Однако сдать главный экзамен и определиться в Академики было весьма непросто. Допускали к экзамену — а только он один к званию Академика и приводил — немногих. Чаще тех, кто уже был овеян композиторской славой. Реже тех, кто успел обзавестись высокими покровителями. Еще реже тех, кто имел за душой один лишь талант…
День 29 ноября 1785 года выдался серым, промозглым. Ночью где-то совсем неподалеку бушевало ненастье. Сохлые ветви в садах еще потрескивали, напитанные влагой старинные дома глядели сумрачно. Но экзамен, как это и было давным-давно установлено, начался ранним утром, без задержки.
Зал Академии «филармоников» мрачновато сиял. Утреннего света недоставало: горели свечи. В отблеске свечей лица на висящих по стенам картинах меняли привычные выражения. Казалось: римские папы и покровители муз неотступно следят за происходящим. Следя, папы и покровители со скрытым значением улыбались.
«Во имя Божiе, дня 29 ноября 1785 года.
Господа Академики Филармонии, собравшиеся в своей резиденции в результате пригласительных билетов, разосланных каждому из господ Академиков, с целью принятия членов и для других дел чрезвычайной важности...»

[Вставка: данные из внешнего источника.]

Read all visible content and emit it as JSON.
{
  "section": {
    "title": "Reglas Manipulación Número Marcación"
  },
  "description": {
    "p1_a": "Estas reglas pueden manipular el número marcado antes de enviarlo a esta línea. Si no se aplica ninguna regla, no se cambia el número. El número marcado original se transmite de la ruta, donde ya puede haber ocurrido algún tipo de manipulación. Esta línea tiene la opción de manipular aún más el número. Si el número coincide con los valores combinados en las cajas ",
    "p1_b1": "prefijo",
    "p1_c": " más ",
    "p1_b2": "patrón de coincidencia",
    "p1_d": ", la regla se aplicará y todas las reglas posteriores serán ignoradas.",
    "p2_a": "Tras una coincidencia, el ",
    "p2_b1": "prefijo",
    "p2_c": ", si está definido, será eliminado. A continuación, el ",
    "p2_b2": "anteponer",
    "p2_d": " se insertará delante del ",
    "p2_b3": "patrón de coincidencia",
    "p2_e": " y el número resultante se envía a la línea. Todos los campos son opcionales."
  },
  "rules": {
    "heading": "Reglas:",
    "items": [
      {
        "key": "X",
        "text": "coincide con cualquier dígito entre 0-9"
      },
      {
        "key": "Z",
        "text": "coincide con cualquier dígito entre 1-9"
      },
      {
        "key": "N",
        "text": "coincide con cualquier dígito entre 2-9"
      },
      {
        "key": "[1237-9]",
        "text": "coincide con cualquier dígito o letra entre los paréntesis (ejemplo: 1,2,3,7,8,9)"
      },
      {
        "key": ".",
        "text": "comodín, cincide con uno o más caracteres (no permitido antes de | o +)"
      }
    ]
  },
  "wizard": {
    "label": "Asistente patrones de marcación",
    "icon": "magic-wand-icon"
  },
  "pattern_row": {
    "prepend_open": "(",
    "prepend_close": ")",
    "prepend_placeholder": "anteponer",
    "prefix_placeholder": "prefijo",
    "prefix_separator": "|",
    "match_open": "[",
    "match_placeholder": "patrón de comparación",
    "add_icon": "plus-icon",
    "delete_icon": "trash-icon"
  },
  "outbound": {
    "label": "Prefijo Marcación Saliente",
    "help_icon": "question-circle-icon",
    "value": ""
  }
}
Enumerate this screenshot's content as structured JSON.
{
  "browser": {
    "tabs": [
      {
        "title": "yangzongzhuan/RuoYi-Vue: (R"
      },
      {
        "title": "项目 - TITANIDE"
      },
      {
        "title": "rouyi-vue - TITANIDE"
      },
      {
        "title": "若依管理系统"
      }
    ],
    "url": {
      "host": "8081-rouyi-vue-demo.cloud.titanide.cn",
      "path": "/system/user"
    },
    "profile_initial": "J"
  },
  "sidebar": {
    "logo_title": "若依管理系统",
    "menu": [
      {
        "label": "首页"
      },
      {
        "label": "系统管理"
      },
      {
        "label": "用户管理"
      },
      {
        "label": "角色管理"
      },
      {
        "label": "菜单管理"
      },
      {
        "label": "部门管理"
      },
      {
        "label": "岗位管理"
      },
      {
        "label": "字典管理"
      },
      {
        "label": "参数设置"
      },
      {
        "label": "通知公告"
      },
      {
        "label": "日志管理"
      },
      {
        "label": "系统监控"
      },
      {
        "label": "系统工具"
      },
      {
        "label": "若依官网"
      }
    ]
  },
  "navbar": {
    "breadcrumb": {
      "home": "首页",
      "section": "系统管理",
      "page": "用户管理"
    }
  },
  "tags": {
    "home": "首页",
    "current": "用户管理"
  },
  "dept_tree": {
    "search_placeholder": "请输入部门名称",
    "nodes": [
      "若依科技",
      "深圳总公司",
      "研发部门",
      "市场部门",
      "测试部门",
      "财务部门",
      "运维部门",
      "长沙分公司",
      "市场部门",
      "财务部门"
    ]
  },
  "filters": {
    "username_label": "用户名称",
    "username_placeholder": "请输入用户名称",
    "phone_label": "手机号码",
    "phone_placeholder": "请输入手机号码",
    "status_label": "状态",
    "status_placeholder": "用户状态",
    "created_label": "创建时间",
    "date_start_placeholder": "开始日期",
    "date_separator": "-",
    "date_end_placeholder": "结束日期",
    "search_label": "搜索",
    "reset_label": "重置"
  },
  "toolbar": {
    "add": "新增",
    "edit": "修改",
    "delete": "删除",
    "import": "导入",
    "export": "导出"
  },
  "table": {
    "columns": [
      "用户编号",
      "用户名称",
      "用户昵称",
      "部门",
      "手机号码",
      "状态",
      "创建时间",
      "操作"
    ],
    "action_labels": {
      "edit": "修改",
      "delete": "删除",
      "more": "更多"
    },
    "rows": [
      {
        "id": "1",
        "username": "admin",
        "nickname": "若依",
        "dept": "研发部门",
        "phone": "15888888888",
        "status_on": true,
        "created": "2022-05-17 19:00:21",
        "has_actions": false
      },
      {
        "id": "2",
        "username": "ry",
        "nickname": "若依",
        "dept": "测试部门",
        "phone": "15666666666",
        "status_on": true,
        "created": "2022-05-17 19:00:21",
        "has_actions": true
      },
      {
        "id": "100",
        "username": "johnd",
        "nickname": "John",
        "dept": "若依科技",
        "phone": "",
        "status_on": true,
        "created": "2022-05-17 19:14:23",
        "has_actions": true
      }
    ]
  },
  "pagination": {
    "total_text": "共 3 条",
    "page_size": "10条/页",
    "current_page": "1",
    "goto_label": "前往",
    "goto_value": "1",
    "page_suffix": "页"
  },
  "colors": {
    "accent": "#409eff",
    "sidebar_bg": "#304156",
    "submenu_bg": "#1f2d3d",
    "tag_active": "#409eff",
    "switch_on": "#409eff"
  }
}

Синьор Габриэлле Виньяли, Президент, сделав паузу в чтении, едва заметно вздохнул: предстояло огласить фамилии двадцати четырех Академиков. Старость мешала ясности произношения, давняя страсть к обжорству затрудняла дыхание. Однако горячая — едва ли не гастрономическая — любовь к музыке брала свое: нужно втягивать воздух, оглашать, привлекать, способствовать!
Президент Виньяли улыбнулся и, начав с наследственного основателя Академии синьора Франческо Карати, набирая, как певец, воздуху после каждых четырех фамилий (четырех тактов), прочел имена.